This is a bit late for a "new years" post, but well sometimes that's just how I roll. I started this blog a year ago. My intention was to simply chronicle my journey as a newly single mom in private. I wrote for a few months before I ever had the courage to tell anyone that this blog even existed.
Me and my best friends on my wedding day. . .this one resurfaced during Unravelling. At the time it was painful to look at, now I see it as a part of my journey. I can look at it and smile...I danced my ass off that night ;0)!!
I began 2011 by taking an e-course that a friend suggested would help me in my self discovery. The course was Unravelling. Little did I know that it would only be the first in many e-courses to come, but it was by far the most life changing.
My word for 2011 was "be". Susannah's Unravelling course opened up this whole world of people to be who have helped me to "just be". I had no idea that choosing one little word would have such an impact on me. Learning to be present in the moment, to have gratitude for my blessings, and knowing that I was right were I was supposed to be each step of the way has been a priceless gift. I know that my word will stay with me much longer than the span of the year it was "my word".

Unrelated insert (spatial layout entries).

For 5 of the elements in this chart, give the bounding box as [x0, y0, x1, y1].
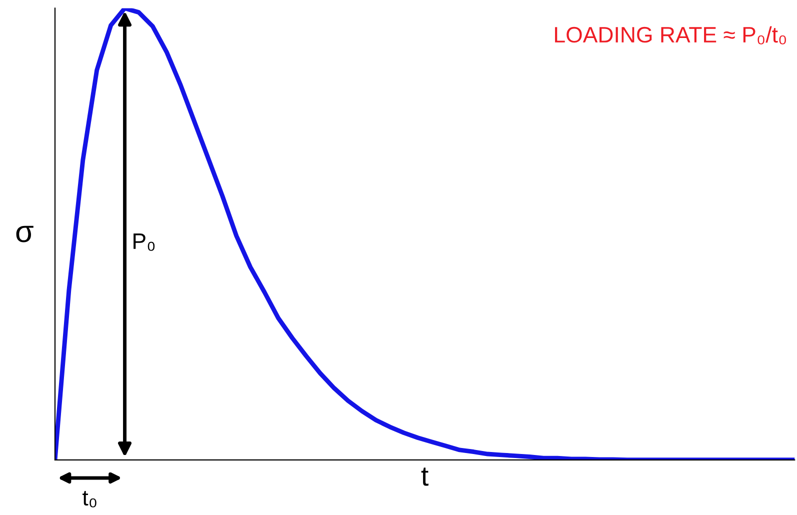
annotation: P₀ [134, 234, 155, 251]
text: t₀ [82, 490, 96, 508]
annotation: LOADING RATE ≈ P₀/t₀ [555, 26, 786, 44]
x-axis-title: t [421, 468, 428, 486]
y-axis-title: σ [16, 226, 34, 242]
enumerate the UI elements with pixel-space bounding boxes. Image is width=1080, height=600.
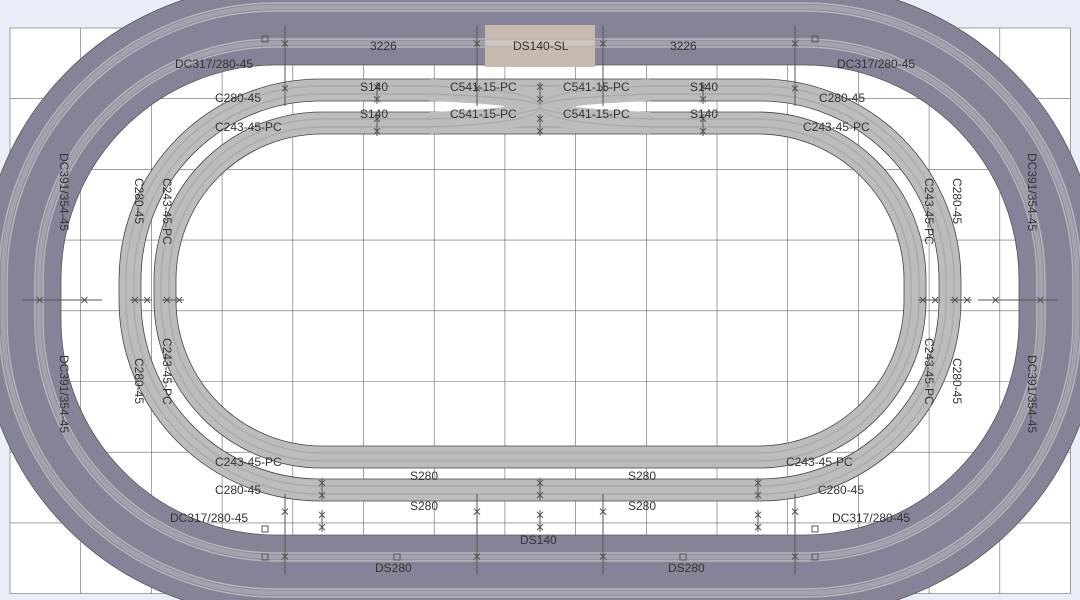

One of my many vision boards created ... I'll admit I thought they were totally pointless. Looking at this now I tear up a bit ...everything in this picture has come to fruition for me.
I have chosen a new word for 2012 . . trust. It took me a while to figure this one out. The word "balance" was very attractive to me for a while. It seemed to fit, but I think that it was me staying in my box. On New Years Eve I was wrestling with the voices . . .you know the ones . . ."the other shoe will drop", "you are happy now, but something will happen to take it all away". I was completely aware that these voices were keeing me from "being" in the moment. So my new word came to me . . .trust. Trust that God has a plan for you and this just might be it. Trust that you deserve to be happy. Trust that people CAN show you love without alterior motives. Trust that you are worth every ounce of love and happiness that you experience. This "trust" thing is VERY hard for me which is why I decided it had to be my word for 2012.
"Trust in the LORD with all your heart; and lean not into your own understanding.In all your ways acknowledge him, and he will direct your paths."